Anti-Aging, Longevity and Immortality
Anti-Aging, Longevity and Immortality Technology
by Gregor Wolbring
March 15, 2008
Aging is a concern to South Korean policy makers. The country has increased its funding for anti-aging research. The Korea Times mentions the work of Kim Tae-Kook, a professor at the state-run Korea Advanced Institute of Science and Technology who has created a newly synthesized small molecule that enables human cells to avoid aging and makes cells younger. The article states that “Kim expected that the CGK733-empowered drugs that keep cells youthful far beyond their normal life span would be commercialized in less than 10 years.” I could list Anti Aging research efforts happening in numerous countries, including China.
The Immortality Longevity-Industry Dec-07 Institute has just published a set of essays on the issue in a book called The Scientific Conquest of Death (PDF). Terms used in the extreme longevity discourse include: ‘cyber-immortality,’ ‘emancipation from death,’ ‘involuntary death,’ ‘immortal-ism,’ and ‘immortal-ist morality.’
The book states “Is it possible that scientists – or at least humankind – will conquer the blight of involuntary death? If so, to what extent will we succeed? What is in fact possible today, and what do the experts predict for the future? Is such a thing as ‘immortality’ feasible? Moreover, is it desirable? What would it mean from a political, social, ethical and religious perspective? This book will help to explore these questions.”
The book discusses biological theories of aging and biomedical strategies to counter it. It talks about alternative approaches such as medical nanotechnology, digitalization of personhood, and cryobiological preservation. It addresses questions that arise if radical life extension becomes a reality. Would it create overpopulation, stagnation and perpetual boredom? How would it change our society, our culture, our values and our spirituality? If science allows us to vastly extend our life span, should we do so? Although the book is written from a ‘we want it’ perspective, it allows for some insight into the debate.
There are many other places where this research is being pursued.
Aubrey de Grey -- one of the most visible people in the field of extreme longevity research – provides insight on ‘Strategies for Engineered Negligible Senescence’ on the website of the Methuselah Foundation, which he chairs.
De Grey tries to proactively deal with concerns people might have with his focus on extreme longevity research.
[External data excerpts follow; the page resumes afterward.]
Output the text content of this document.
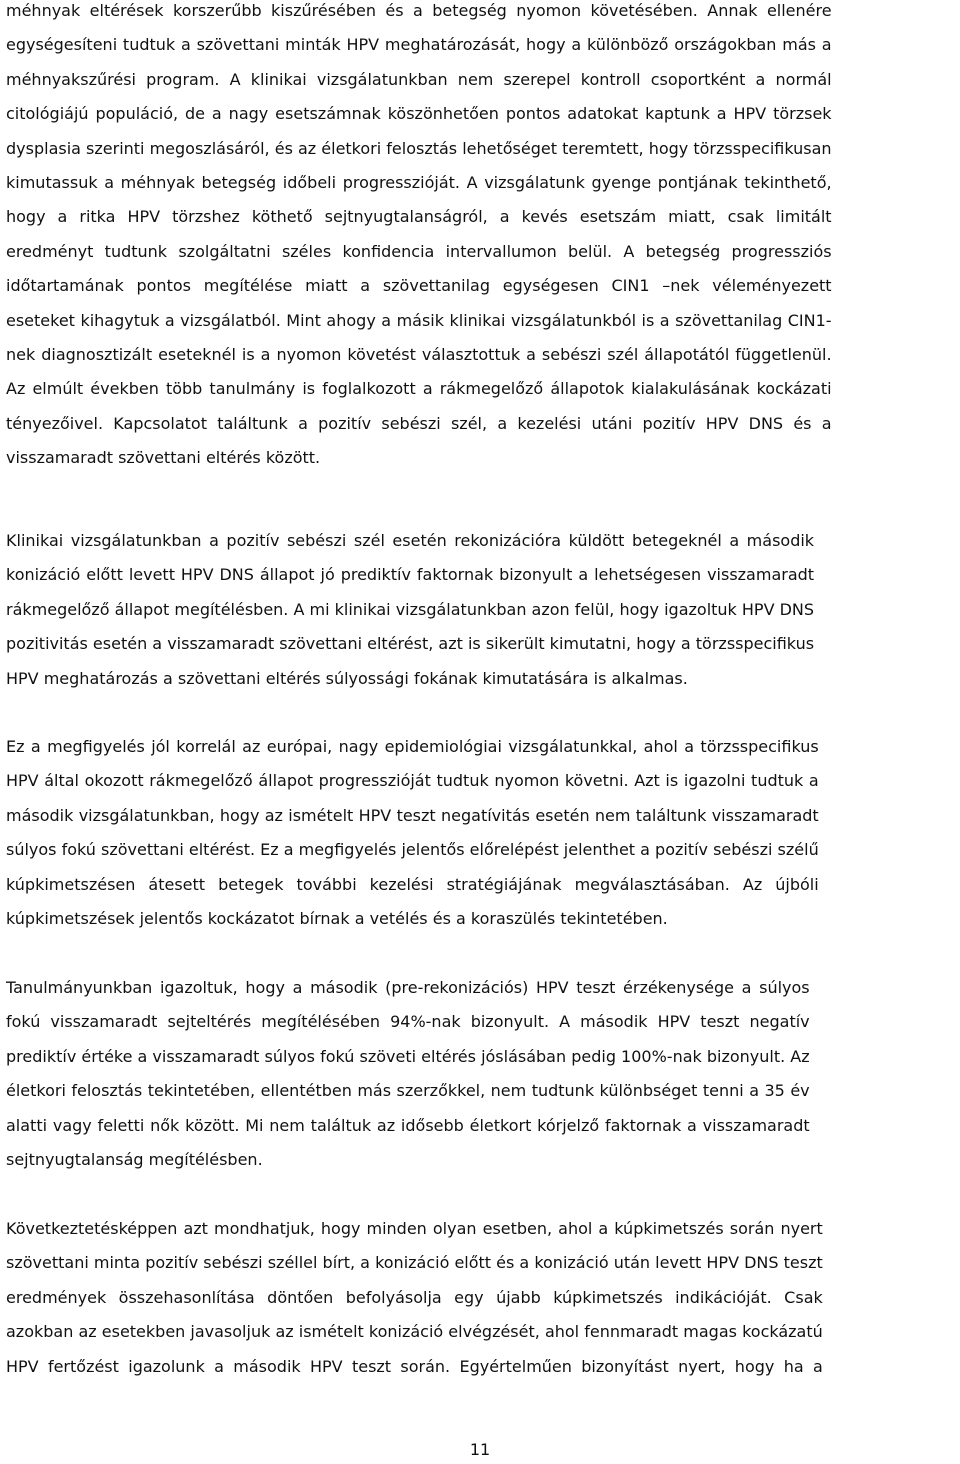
méhnyak eltérések korszerűbb kiszűrésében és a betegség nyomon követésében. Annak ellenére
egységesíteni tudtuk a szövettani minták HPV meghatározását, hogy a különböző országokban más a
méhnyakszűrési program. A klinikai vizsgálatunkban nem szerepel kontroll csoportként a normál
citológiájú populáció, de a nagy esetszámnak köszönhetően pontos adatokat kaptunk a HPV törzsek
dysplasia szerinti megoszlásáról, és az életkori felosztás lehetőséget teremtett, hogy törzsspecifikusan
kimutassuk a méhnyak betegség időbeli progresszióját. A vizsgálatunk gyenge pontjának tekinthető,
hogy a ritka HPV törzshez köthető sejtnyugtalanságról, a kevés esetszám miatt, csak limitált
eredményt tudtunk szolgáltatni széles konfidencia intervallumon belül. A betegség progressziós
időtartamának pontos megítélése miatt a szövettanilag egységesen CIN1 –nek véleményezett
eseteket kihagytuk a vizsgálatból. Mint ahogy a másik klinikai vizsgálatunkból is a szövettanilag CIN1-
nek diagnosztizált eseteknél is a nyomon követést választottuk a sebészi szél állapotától függetlenül.
Az elmúlt években több tanulmány is foglalkozott a rákmegelőző állapotok kialakulásának kockázati
tényezőivel. Kapcsolatot találtunk a pozitív sebészi szél, a kezelési utáni pozitív HPV DNS és a
visszamaradt szövettani eltérés között.
Klinikai vizsgálatunkban a pozitív sebészi szél esetén rekonizációra küldött betegeknél a második
konizáció előtt levett HPV DNS állapot jó prediktív faktornak bizonyult a lehetségesen visszamaradt
rákmegelőző állapot megítélésben. A mi klinikai vizsgálatunkban azon felül, hogy igazoltuk HPV DNS
pozitivitás esetén a visszamaradt szövettani eltérést, azt is sikerült kimutatni, hogy a törzsspecifikus
HPV meghatározás a szövettani eltérés súlyossági fokának kimutatására is alkalmas.
Ez a megfigyelés jól korrelál az európai, nagy epidemiológiai vizsgálatunkkal, ahol a törzsspecifikus
HPV által okozott rákmegelőző állapot progresszióját tudtuk nyomon követni. Azt is igazolni tudtuk a
második vizsgálatunkban, hogy az ismételt HPV teszt negatívitás esetén nem találtunk visszamaradt
súlyos fokú szövettani eltérést. Ez a megfigyelés jelentős előrelépést jelenthet a pozitív sebészi szélű
kúpkimetszésen átesett betegek további kezelési stratégiájának megválasztásában. Az újbóli
kúpkimetszések jelentős kockázatot bírnak a vetélés és a koraszülés tekintetében.
Tanulmányunkban igazoltuk, hogy a második (pre-rekonizációs) HPV teszt érzékenysége a súlyos
fokú visszamaradt sejteltérés megítélésében 94%-nak bizonyult. A második HPV teszt negatív
prediktív értéke a visszamaradt súlyos fokú szöveti eltérés jóslásában pedig 100%-nak bizonyult. Az
életkori felosztás tekintetében, ellentétben más szerzőkkel, nem tudtunk különbséget tenni a 35 év
alatti vagy feletti nők között. Mi nem találtuk az idősebb életkort kórjelző faktornak a visszamaradt
sejtnyugtalanság megítélésben.
Következtetésképpen azt mondhatjuk, hogy minden olyan esetben, ahol a kúpkimetszés során nyert
szövettani minta pozitív sebészi széllel bírt, a konizáció előtt és a konizáció után levett HPV DNS teszt
eredmények összehasonlítása döntően befolyásolja egy újabb kúpkimetszés indikációját. Csak
azokban az esetekben javasoljuk az ismételt konizáció elvégzését, ahol fennmaradt magas kockázatú
HPV fertőzést igazolunk a második HPV teszt során. Egyértelműen bizonyítást nyert, hogy ha a
11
He covers Overpopulation; Immortal Tyrants; Only the Rich; First Things First; Playing God. And others: I don't even want to live to 1000; I'm too old to have any chance of benefiting; we should focus on curing disease and feeding the starving first; let's become better people first – we don't deserve long lives; we should focus on postponing frailty, not death; life is already long enough to do the full range of what life offers; we'd be denying future generations the right to be born; this wouldn't be saving lives, it would be extending lives; we'd forget so much about our youth that we wouldn't be the same person.
I leave it for the reader to decide whether he effectively addresses these concerns or whether the arguments to dismantle these concerns will lead to other problems.
For people who want to read more, I have written an article called “Should We 'Cure' Aging? A Reply to De Grey” that was published in Studies in Ethics, Law, and Technology. It responds to Aubrey De Grey's article called “Life Span Extension Research and Public Debate: Societal Considerations.”